It’s been a full year since Papa passed away.
I made a promise to carry his legacy on simply by trying to spread that love he gave me to the people around me. His love was overflowing, and even in his absence, it radiates even more fully when I need it the most. In snippets of random memories of his sweet gestures and timely words, I catch the glimpse of what was that gives me comfort in the present.
I have to admit that I haven’t kept this promise in its entirety, because I consciously choose to repress some resurfacing memories in fear that the grief will come at full force again. Traumatic experiences are kept at bay as the brain purposely tries to cushion the blow of reliving the painful memory and it’s because of this that I have been able to cope. But this is amnesia and it isn’t what I wanted and this numbness isn’t what he would want either. Being able to welcome these memories fully is a sign of acceptance and growth, and I just can’t seem to do it. It’s easier to allow myself monumental days such as today and his birthday to allow myself to grieve then bury it all up again so I can carry on as usual.
The seemingly easy way out is an illusion, grief suppressed is grief not addressed which can be expressed in sometimes ugly ways (like refusing to visit Mama because sometimes its too painful, sorry Papa for this).

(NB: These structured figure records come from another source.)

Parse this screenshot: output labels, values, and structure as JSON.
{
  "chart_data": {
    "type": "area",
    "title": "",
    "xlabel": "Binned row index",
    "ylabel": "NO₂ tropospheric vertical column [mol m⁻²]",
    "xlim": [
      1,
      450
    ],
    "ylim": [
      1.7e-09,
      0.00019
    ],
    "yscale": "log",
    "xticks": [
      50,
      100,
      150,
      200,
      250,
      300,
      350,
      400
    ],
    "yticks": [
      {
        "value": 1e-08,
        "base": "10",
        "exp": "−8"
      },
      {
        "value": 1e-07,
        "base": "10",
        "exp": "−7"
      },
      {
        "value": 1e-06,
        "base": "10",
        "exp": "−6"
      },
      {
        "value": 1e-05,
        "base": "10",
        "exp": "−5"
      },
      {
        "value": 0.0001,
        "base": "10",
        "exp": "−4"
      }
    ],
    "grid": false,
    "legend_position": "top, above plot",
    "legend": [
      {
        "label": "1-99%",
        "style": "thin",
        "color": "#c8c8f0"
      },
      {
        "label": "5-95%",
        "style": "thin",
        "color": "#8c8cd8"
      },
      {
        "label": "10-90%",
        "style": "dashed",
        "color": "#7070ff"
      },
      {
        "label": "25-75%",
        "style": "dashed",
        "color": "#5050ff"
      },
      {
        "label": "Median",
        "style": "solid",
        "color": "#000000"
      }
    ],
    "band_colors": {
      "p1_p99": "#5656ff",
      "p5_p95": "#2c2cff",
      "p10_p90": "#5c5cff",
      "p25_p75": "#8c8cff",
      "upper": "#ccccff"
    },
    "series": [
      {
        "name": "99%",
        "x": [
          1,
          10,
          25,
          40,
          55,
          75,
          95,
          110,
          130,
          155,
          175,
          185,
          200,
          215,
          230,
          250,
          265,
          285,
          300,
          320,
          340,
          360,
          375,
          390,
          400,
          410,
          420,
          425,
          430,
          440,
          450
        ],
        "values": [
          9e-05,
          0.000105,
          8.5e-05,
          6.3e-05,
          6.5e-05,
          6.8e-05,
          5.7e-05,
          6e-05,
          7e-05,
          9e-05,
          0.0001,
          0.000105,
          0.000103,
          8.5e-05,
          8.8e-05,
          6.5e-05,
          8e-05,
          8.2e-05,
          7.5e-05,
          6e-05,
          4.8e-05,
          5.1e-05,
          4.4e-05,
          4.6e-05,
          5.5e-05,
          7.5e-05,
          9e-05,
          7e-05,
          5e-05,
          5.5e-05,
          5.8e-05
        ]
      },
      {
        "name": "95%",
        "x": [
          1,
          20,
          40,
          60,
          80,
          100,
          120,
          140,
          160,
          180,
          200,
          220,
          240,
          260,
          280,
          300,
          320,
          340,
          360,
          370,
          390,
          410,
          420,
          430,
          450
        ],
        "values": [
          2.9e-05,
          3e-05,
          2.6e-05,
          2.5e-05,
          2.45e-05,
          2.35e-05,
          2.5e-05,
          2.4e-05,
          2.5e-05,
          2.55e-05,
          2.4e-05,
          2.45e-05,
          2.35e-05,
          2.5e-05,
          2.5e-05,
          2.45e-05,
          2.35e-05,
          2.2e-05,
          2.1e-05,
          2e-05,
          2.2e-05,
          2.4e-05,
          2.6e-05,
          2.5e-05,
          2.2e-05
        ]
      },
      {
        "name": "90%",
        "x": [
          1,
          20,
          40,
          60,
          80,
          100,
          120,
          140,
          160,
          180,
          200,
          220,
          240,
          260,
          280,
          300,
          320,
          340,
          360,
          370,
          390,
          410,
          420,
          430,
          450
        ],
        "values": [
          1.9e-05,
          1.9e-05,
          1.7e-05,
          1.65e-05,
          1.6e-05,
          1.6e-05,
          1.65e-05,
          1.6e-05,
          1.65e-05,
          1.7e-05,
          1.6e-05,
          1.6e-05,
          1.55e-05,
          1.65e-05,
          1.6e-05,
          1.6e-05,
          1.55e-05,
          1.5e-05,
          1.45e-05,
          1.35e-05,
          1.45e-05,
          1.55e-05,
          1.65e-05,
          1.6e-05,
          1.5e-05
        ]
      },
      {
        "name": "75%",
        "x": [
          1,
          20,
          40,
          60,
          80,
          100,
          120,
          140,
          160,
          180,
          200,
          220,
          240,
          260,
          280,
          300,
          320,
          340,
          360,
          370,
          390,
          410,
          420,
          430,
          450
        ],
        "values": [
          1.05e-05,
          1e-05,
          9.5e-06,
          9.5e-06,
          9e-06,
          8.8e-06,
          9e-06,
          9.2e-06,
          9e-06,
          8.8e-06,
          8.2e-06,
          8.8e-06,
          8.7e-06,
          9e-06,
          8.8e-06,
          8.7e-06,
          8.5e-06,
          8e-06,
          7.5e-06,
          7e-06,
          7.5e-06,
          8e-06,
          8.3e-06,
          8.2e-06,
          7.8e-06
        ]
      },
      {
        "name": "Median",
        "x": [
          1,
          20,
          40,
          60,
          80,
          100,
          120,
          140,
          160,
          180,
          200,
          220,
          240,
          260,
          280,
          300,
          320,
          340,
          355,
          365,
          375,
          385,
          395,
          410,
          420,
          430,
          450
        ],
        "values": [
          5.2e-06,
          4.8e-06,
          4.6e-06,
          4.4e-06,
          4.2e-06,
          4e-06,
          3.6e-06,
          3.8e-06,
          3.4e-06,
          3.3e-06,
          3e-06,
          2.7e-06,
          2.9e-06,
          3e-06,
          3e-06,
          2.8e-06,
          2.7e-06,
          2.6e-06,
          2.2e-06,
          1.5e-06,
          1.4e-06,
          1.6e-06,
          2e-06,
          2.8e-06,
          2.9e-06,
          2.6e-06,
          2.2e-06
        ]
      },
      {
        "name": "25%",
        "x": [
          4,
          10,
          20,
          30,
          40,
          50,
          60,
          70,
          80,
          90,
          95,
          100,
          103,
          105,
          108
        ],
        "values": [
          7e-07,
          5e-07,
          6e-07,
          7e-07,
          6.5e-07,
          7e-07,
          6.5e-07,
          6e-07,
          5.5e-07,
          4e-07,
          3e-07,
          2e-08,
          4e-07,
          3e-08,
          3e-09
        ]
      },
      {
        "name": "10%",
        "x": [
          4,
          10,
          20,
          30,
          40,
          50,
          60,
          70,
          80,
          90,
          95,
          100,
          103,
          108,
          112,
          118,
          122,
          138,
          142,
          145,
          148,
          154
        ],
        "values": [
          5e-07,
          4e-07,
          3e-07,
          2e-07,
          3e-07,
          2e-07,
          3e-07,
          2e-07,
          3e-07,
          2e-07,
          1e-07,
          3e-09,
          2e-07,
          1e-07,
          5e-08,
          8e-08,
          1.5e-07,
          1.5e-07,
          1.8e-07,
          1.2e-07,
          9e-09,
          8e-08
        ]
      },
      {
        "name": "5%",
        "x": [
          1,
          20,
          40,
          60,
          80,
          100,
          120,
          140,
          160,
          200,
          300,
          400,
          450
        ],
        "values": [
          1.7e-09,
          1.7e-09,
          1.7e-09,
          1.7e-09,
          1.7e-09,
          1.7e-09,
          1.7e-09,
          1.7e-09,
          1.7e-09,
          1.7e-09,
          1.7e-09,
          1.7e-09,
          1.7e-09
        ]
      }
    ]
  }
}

Time heals but only with intention, and I don’t think I let this year pass with conscious healing because it just hit me so hard today. I guess the first step is acknowledging a memory even when it comes unannounced, to cry about it if I should in the moment instead of shutting it away and letting it out on special days. Second step is accepting he’s really gone and even though it hurts a lot to accept that I’ll never hug/hear/smell/kiss him again, I have to remember all the times I was blessed to. I never want to numb out the tremendous love he has shown me whether that was through phone calls or text messages or dinners out. I can’t avoid every restaurant we went to, I can’t simply erase the memories that hurt too much because that would be erasing him and that’s the last thing I want.
Dealing with pain the right way isn’t numbing it even though it’s the easier way out. Moving forward has been easy lately because I left him in the past but dealing with pain is acknowledging what’s lost with the steady determination to keep that love alive consciously — letting his love shine and grow in and through me.